FIG. 2.

In vitro nuclease activity assays of CRN-4. (A) The gel filtration profile of CRN-4 suggested a size of ∼70 kDa, which was about double its calculated molecular mass of 34,641.9 Da, suggesting that CRN-4 was a homodimer in solution in 150 mM NaCl and 50 mM Tris-HCl at pH 7.5. The markers used here include blue dextran (2,000 kDa), conalbumin (75 kDa), and ovalbumin (43 kDa). Native gel analysis of purified CRN-4 also shows that CRN-4 has a molecular mass of ∼70 kDa. (B) CRN-4 digested pQE30 plasmid DNAs in the presence of 1 mM magnesium ions in an enzyme concentration-dependent manner (lanes 2 to 4) but did not digest DNA in the presence of 5 mM EDTA (lane 5).

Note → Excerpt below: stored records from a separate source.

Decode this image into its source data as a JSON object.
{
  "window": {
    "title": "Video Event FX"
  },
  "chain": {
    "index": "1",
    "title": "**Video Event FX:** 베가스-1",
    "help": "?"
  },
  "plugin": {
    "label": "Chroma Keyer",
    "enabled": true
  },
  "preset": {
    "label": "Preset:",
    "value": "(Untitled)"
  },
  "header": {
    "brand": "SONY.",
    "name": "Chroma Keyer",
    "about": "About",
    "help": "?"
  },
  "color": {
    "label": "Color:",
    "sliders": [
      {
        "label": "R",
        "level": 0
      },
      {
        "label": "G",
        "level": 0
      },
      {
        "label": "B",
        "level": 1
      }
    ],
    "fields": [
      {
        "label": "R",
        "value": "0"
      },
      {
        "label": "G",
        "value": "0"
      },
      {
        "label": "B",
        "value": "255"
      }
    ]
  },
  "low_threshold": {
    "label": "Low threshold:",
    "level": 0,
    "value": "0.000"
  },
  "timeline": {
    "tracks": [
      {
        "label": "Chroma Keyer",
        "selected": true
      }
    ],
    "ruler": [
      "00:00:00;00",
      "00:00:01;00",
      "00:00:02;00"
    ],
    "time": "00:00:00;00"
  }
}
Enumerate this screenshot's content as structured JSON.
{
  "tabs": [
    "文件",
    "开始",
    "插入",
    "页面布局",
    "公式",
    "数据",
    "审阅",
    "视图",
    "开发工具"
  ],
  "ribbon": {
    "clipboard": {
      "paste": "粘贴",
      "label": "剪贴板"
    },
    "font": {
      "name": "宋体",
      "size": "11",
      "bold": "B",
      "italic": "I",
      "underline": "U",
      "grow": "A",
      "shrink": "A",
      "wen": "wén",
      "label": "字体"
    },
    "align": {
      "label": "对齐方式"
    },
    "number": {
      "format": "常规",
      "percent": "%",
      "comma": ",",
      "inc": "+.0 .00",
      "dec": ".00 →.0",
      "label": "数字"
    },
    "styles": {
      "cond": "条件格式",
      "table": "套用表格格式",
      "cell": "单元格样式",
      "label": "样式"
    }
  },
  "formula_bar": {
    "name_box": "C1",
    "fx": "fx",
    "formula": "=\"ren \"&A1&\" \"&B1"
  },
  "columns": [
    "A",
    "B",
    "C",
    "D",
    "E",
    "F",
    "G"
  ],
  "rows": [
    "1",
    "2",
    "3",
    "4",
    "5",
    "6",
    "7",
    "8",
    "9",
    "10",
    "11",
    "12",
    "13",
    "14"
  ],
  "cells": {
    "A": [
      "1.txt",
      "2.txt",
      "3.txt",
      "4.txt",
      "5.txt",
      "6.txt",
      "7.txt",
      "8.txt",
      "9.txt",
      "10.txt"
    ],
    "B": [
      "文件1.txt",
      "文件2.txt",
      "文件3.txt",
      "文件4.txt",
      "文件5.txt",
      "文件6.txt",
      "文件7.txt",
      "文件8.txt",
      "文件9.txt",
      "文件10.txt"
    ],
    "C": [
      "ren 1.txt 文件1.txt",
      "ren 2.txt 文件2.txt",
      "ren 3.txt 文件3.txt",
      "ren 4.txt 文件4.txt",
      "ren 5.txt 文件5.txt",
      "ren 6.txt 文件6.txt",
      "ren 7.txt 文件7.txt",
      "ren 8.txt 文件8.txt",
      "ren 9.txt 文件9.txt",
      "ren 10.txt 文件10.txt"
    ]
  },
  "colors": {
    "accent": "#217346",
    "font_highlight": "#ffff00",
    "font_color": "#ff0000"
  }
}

The starting supercoiled substrate (s) was cleaved by CRN-4 to generate linear DNA (l) and open-circle DNA (o). (C) The DNase activity of 1-μM CRN-4 in plasmid digestion is close to that of 0.001 μM DNase I (bovine; Sigma). (D) RNA digestion assays show that a single-stranded 20-mer RNA was digested by CRN-4 in the presence of 1 mM magnesium ions in 100 mM NaCl and 20 mM Tris-HCl (pH 7.5) (lanes 2 to 4). The RNase activity was abolished in the presence of 5 mM EDTA (lane 5). (E) CRN-4 digested a double-stranded 49-mer DNA more efficiently than ssDNA. (F) The ssDNA labeled at either the 5′ or the 3′ end with ³²P was incubated with CRN-4. Only the 5′-end-labeled DNA was digested into ladder bands, suggesting that CRN-4 has 3′-5′ exonuclease activity.